Now the question becomes, how to get kids eating home-cooked food? Your toddler wants to live off of one food for what appears to be the rest of her life? Your teenager considers anything not prepackaged as poisonous? Research suggests that the more involved kids are in a meal the more likely they are to eat it. Get them cooking with you, or even instead of you.

1. Choices, real honest choices. Stock the home with healthy options: fresh produce and whole grains. Then, let your toddler pick her snacks, or your teenager plan a dish or even a whole meal for the family. Kids are on a road to independence, and this is one way to encourage it that you can feel good about.

2. Offer new options, and keep offering them. Diversity of foods is great and important, but so is patience. Research shows that kids need multiple exposures to the same foods before they really feel comfortable with them. In the wild, where food plants frequently have poisonous look-alikes, the proper way to test a new food is remarkably similar to the toddler's process: put it in your mouth (don't chew or swallow) and spit it out; if nothing bad happens, put it in and chew on it (but don't swallow) and spit it out; if nothing bad happens, try a tiny portion; if nothing bad happens... So, your picky child is supposed to go through this process; it is what has kept us alive for the countless millennia before supermarkets and drive-through windows.

3. Don't micromanage the process. Cook what you as a family enjoy; model enjoying your green salad or beet soup, and then trust. Kids that are exposed to tasty vegetables, to adults enjoying those vegetables, are going to eat vegetables when they are adults. (When you aren't looking, most likely.) Let them find their favorites.

4. Have fun cooking together! It is a chance to bond and share family traditions and comfort foods, values and happy memories. Just by cooking together, you are making a difference. For example, a chocolate cake cooked at home will still be a cake, but won't have some of the unpronounceable and undesirable additives of a store-bought cake. If you child only wants to spend time cooking the sweets, that is ok. In time he may expand his repertoire into sweet breads, then into soups... (at least that is what happened with my little non-domestic.) There are tons of kid-friendly cookbooks out there. (My kids like Spatulatta.) But, your family's favorites will be more effective than anyone else's cookbook.

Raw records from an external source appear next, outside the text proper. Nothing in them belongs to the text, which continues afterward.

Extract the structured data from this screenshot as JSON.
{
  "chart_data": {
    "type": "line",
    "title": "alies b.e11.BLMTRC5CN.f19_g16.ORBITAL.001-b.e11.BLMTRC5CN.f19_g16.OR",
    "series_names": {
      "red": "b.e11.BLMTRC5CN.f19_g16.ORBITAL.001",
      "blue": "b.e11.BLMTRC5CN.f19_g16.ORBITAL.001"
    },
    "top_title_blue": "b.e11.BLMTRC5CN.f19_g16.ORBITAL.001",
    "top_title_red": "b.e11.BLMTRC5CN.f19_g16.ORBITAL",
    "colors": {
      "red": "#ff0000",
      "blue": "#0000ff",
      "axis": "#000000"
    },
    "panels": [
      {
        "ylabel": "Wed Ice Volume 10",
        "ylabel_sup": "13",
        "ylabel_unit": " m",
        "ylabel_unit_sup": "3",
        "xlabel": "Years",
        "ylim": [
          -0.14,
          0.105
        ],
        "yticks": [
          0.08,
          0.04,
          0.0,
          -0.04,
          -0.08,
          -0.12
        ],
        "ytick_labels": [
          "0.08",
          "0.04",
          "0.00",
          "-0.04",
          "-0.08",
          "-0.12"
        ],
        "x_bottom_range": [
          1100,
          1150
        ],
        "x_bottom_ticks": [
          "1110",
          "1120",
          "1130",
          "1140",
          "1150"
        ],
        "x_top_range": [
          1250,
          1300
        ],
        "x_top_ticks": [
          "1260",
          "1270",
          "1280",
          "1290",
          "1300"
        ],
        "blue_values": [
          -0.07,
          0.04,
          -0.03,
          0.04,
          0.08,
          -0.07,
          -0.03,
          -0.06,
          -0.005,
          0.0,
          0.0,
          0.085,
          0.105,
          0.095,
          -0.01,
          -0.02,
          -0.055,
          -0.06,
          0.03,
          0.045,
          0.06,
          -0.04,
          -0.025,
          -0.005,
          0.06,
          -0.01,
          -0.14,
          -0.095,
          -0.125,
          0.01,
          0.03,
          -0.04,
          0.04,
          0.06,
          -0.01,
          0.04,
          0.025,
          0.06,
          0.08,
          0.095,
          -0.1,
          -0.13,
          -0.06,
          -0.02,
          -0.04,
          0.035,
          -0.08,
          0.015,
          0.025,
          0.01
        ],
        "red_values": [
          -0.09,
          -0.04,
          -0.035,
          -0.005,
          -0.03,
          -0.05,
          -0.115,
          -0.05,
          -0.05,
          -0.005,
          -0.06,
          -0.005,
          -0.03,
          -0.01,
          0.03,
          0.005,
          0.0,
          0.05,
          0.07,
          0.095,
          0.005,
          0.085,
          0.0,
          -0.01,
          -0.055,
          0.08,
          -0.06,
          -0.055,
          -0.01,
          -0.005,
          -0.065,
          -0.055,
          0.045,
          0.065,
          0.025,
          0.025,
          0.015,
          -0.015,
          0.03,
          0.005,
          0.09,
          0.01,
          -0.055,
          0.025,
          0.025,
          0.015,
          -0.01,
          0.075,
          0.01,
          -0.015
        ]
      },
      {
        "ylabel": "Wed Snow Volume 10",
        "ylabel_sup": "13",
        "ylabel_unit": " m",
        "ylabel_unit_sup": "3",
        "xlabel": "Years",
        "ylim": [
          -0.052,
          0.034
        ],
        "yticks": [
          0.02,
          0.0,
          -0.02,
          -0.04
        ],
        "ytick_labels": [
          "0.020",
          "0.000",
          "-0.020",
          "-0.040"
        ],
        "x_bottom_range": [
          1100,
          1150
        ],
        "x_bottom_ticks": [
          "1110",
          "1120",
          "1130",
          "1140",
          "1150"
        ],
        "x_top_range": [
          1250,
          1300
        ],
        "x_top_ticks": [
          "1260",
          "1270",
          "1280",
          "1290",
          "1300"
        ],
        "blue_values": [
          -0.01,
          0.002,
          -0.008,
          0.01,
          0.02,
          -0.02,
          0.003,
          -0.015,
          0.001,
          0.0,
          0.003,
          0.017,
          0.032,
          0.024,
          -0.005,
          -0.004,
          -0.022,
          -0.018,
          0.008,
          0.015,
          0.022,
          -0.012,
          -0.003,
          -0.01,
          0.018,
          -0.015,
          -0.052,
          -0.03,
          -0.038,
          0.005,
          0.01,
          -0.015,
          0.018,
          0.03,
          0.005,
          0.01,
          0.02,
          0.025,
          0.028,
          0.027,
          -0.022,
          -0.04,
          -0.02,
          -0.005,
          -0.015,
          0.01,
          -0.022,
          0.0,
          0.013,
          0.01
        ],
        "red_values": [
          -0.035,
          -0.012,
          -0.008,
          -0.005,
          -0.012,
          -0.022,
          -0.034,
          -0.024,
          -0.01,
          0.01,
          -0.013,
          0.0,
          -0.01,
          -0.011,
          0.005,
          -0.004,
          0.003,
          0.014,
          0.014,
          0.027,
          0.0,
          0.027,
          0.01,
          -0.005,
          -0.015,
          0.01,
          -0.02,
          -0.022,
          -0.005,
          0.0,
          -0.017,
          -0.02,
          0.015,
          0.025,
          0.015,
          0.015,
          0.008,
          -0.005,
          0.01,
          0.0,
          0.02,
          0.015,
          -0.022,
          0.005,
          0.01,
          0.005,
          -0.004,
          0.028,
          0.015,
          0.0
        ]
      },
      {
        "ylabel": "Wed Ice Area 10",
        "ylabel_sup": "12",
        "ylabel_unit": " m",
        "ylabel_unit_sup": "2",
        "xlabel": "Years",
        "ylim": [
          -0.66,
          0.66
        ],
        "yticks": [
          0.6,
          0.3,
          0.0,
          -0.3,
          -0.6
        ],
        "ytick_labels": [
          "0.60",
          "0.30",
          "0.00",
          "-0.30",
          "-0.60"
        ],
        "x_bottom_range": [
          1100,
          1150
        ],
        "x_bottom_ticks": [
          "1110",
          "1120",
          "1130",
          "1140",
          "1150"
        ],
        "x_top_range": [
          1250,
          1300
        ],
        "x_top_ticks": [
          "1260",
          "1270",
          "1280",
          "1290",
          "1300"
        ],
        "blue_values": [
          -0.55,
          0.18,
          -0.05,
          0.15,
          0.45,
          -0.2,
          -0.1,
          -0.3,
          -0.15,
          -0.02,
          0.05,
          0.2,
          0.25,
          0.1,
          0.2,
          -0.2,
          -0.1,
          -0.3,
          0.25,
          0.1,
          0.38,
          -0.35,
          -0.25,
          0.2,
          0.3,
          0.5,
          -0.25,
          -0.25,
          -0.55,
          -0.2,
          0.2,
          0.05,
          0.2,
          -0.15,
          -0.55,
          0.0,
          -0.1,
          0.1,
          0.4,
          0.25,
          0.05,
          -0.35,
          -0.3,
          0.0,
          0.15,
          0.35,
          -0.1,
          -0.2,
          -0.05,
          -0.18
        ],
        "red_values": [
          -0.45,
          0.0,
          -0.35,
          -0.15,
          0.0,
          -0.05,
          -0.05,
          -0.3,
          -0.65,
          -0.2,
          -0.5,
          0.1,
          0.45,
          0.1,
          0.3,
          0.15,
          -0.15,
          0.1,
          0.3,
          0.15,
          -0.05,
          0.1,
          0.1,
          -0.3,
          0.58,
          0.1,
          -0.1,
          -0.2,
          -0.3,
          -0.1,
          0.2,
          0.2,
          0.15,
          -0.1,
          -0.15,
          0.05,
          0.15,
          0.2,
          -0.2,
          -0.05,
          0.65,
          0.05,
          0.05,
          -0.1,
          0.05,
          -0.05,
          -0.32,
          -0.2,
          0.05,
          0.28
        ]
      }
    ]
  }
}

So, in the end, the advice is all about making time. Time to spend together, to play together, to cook together. I can hear the whisper (roar?) in reply, "But I don't have time!" I know. I get it. Life is crazy, busy, hectic. Much of this happens instead of (not in addition to) other stuff. Turn off the TV, and instead go play tag outside. Instead of waiting 30-45 minutes for the pizza delivery person, boil whole wheat past and chop up a tasty salad. Or, make your own home-made pizza in only 15-20 minutes extra. Yes, it can slow life down, walking to school or sitting down to a meal... but isn't that a good thing?